Jak widać, hybrydowe zebranie wspólnoty generuje sporo problemów technicznych i praktycznych. A także prawnych. Biorąc pod uwagę wspomniany już brak jednoznacznej podstawy prawnej do takiej formy zebrania każdy zarząd i zarządca powinien liczyć się z kwestionowaniem przez właścicieli uchwał podjętych na takim zebraniu. Wprawdzie – jak w każdym przypadku – uchylenie uchwały z uwagi na naruszenie zasad formalnych dotyczących ich podejmowania może nastąpić tylko, jeśli uchybienie to miało lub mogło mieć wpływ na treść uchwały, to jednak – w mojej ocenie – przy takiej formule zebrania może się to okazać łatwe do wykazania. W rezultacie uchwały tak podjęte mogą zostać uchylone przez sąd.

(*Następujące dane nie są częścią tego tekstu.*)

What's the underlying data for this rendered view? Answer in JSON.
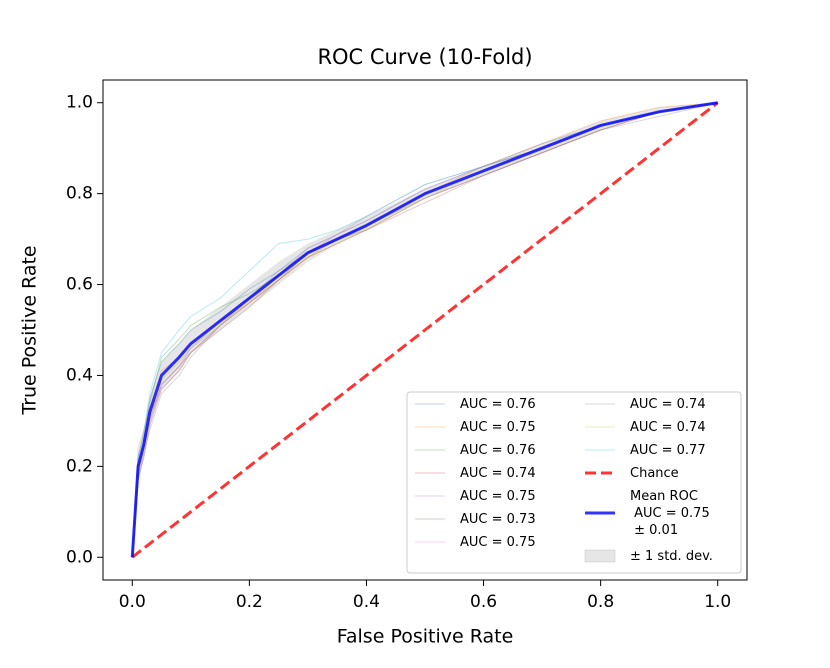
{
  "chart_data": {
    "type": "line",
    "title": "ROC Curve (10-Fold)",
    "x_label": "False Positive Rate",
    "y_label": "True Positive Rate",
    "x": [
      0,
      0.01,
      0.02,
      0.03,
      0.05,
      0.08,
      0.1,
      0.15,
      0.2,
      0.25,
      0.3,
      0.35,
      0.4,
      0.5,
      0.6,
      0.7,
      0.8,
      0.9,
      1.0
    ],
    "series": [
      {
        "name": "AUC = 0.76",
        "color": "#1f77b4",
        "alpha": 0.3,
        "linewidth": 1,
        "values": [
          0,
          0.22,
          0.27,
          0.35,
          0.43,
          0.47,
          0.5,
          0.54,
          0.59,
          0.63,
          0.68,
          0.71,
          0.74,
          0.81,
          0.86,
          0.91,
          0.95,
          0.98,
          1
        ]
      },
      {
        "name": "AUC = 0.75",
        "color": "#ff7f0e",
        "alpha": 0.3,
        "linewidth": 1,
        "values": [
          0,
          0.24,
          0.28,
          0.33,
          0.41,
          0.44,
          0.47,
          0.52,
          0.56,
          0.61,
          0.66,
          0.7,
          0.73,
          0.8,
          0.86,
          0.91,
          0.96,
          0.99,
          1
        ]
      },
      {
        "name": "AUC = 0.76",
        "color": "#2ca02c",
        "alpha": 0.3,
        "linewidth": 1,
        "values": [
          0,
          0.19,
          0.26,
          0.34,
          0.44,
          0.48,
          0.51,
          0.55,
          0.58,
          0.62,
          0.67,
          0.7,
          0.73,
          0.8,
          0.85,
          0.9,
          0.95,
          0.98,
          1
        ]
      },
      {
        "name": "AUC = 0.74",
        "color": "#d62728",
        "alpha": 0.3,
        "linewidth": 1,
        "values": [
          0,
          0.18,
          0.24,
          0.3,
          0.38,
          0.42,
          0.45,
          0.51,
          0.56,
          0.61,
          0.66,
          0.69,
          0.72,
          0.79,
          0.84,
          0.89,
          0.94,
          0.98,
          1
        ]
      },
      {
        "name": "AUC = 0.75",
        "color": "#9467bd",
        "alpha": 0.3,
        "linewidth": 1,
        "values": [
          0,
          0.2,
          0.25,
          0.31,
          0.38,
          0.42,
          0.46,
          0.52,
          0.57,
          0.62,
          0.67,
          0.71,
          0.75,
          0.82,
          0.86,
          0.9,
          0.95,
          0.98,
          1
        ]
      },
      {
        "name": "AUC = 0.73",
        "color": "#8c564b",
        "alpha": 0.3,
        "linewidth": 1,
        "values": [
          0,
          0.17,
          0.22,
          0.29,
          0.37,
          0.41,
          0.45,
          0.5,
          0.55,
          0.61,
          0.67,
          0.7,
          0.72,
          0.78,
          0.84,
          0.89,
          0.94,
          0.98,
          1
        ]
      },
      {
        "name": "AUC = 0.75",
        "color": "#e377c2",
        "alpha": 0.3,
        "linewidth": 1,
        "values": [
          0,
          0.21,
          0.25,
          0.31,
          0.37,
          0.41,
          0.45,
          0.51,
          0.56,
          0.62,
          0.68,
          0.71,
          0.74,
          0.81,
          0.86,
          0.9,
          0.95,
          0.98,
          1
        ]
      },
      {
        "name": "AUC = 0.74",
        "color": "#7f7f7f",
        "alpha": 0.3,
        "linewidth": 1,
        "values": [
          0,
          0.17,
          0.23,
          0.28,
          0.36,
          0.4,
          0.44,
          0.51,
          0.57,
          0.63,
          0.67,
          0.7,
          0.73,
          0.79,
          0.84,
          0.89,
          0.94,
          0.97,
          1
        ]
      },
      {
        "name": "AUC = 0.74",
        "color": "#bcbd22",
        "alpha": 0.3,
        "linewidth": 1,
        "values": [
          0,
          0.19,
          0.24,
          0.31,
          0.39,
          0.43,
          0.46,
          0.51,
          0.56,
          0.61,
          0.66,
          0.69,
          0.72,
          0.79,
          0.85,
          0.9,
          0.95,
          0.98,
          1
        ]
      },
      {
        "name": "AUC = 0.77",
        "color": "#17becf",
        "alpha": 0.3,
        "linewidth": 1,
        "values": [
          0,
          0.22,
          0.28,
          0.36,
          0.45,
          0.5,
          0.53,
          0.57,
          0.63,
          0.69,
          0.7,
          0.72,
          0.75,
          0.82,
          0.86,
          0.9,
          0.95,
          0.98,
          1
        ]
      },
      {
        "name": "Chance",
        "color": "#ff0000",
        "alpha": 0.8,
        "linewidth": 3,
        "linestyle": "dashed",
        "values": [
          0,
          0.01,
          0.02,
          0.03,
          0.05,
          0.08,
          0.1,
          0.15,
          0.2,
          0.25,
          0.3,
          0.35,
          0.4,
          0.5,
          0.6,
          0.7,
          0.8,
          0.9,
          1.0
        ]
      },
      {
        "name": "Mean ROC\n AUC = 0.75\n ± 0.01",
        "color": "#0000ff",
        "alpha": 0.8,
        "linewidth": 3,
        "values": [
          0,
          0.2,
          0.25,
          0.32,
          0.4,
          0.44,
          0.47,
          0.52,
          0.57,
          0.62,
          0.67,
          0.7,
          0.73,
          0.8,
          0.85,
          0.9,
          0.95,
          0.98,
          1
        ]
      }
    ],
    "band": {
      "name": "± 1 std. dev.",
      "color": "#808080",
      "alpha": 0.2,
      "lower": [
        0,
        0.17,
        0.22,
        0.29,
        0.37,
        0.41,
        0.45,
        0.5,
        0.55,
        0.6,
        0.65,
        0.69,
        0.72,
        0.79,
        0.84,
        0.89,
        0.94,
        0.98,
        1
      ],
      "upper": [
        0,
        0.23,
        0.28,
        0.35,
        0.43,
        0.47,
        0.5,
        0.55,
        0.6,
        0.65,
        0.69,
        0.72,
        0.75,
        0.81,
        0.86,
        0.91,
        0.96,
        0.99,
        1
      ]
    },
    "xlim": [
      -0.05,
      1.05
    ],
    "ylim": [
      -0.05,
      1.05
    ],
    "xticks": [
      {
        "value": 0,
        "label": "0.0"
      },
      0.2,
      0.4,
      0.6,
      0.8,
      {
        "value": 1,
        "label": "1.0"
      }
    ],
    "yticks": [
      {
        "value": 0,
        "label": "0.0"
      },
      0.2,
      0.4,
      0.6,
      0.8,
      {
        "value": 1,
        "label": "1.0"
      }
    ]
  }
}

Co zatem robić? Próbować zwołać zebranie w formie hybrydowej czy raczej czekać? Każdy zarząd wspólnoty bądź jej zarządca musi sam odpowiedzieć sobie na to pytanie. Z pewnością w niewielkich wspólnotach przeprowadzenie zebrania w formie hybrydowej może się powieść, a jego odbycie rozwiąże wiele problemów wynikających z braku wymaganych uchwał. Inaczej sprawa będzie się kształtowała we wspólnotach liczących kilkadziesiąt, a nawet kilkuset członków, gdzie problemem może być choćby zapewnienie narzędzia do komunikacji pozwalającego wszystkim wziąć aktywny udział w zebraniu. Pozostaje żałować, że ustawodawca nie zdecydował się na zapewnienie właścicielom wprost takiego samego uprawnienia jakie przyznał zarządom wspólnot pozwalając na podejmowanie uchwał za pomocą środków bezpośredniego porozumiewania się na odległość.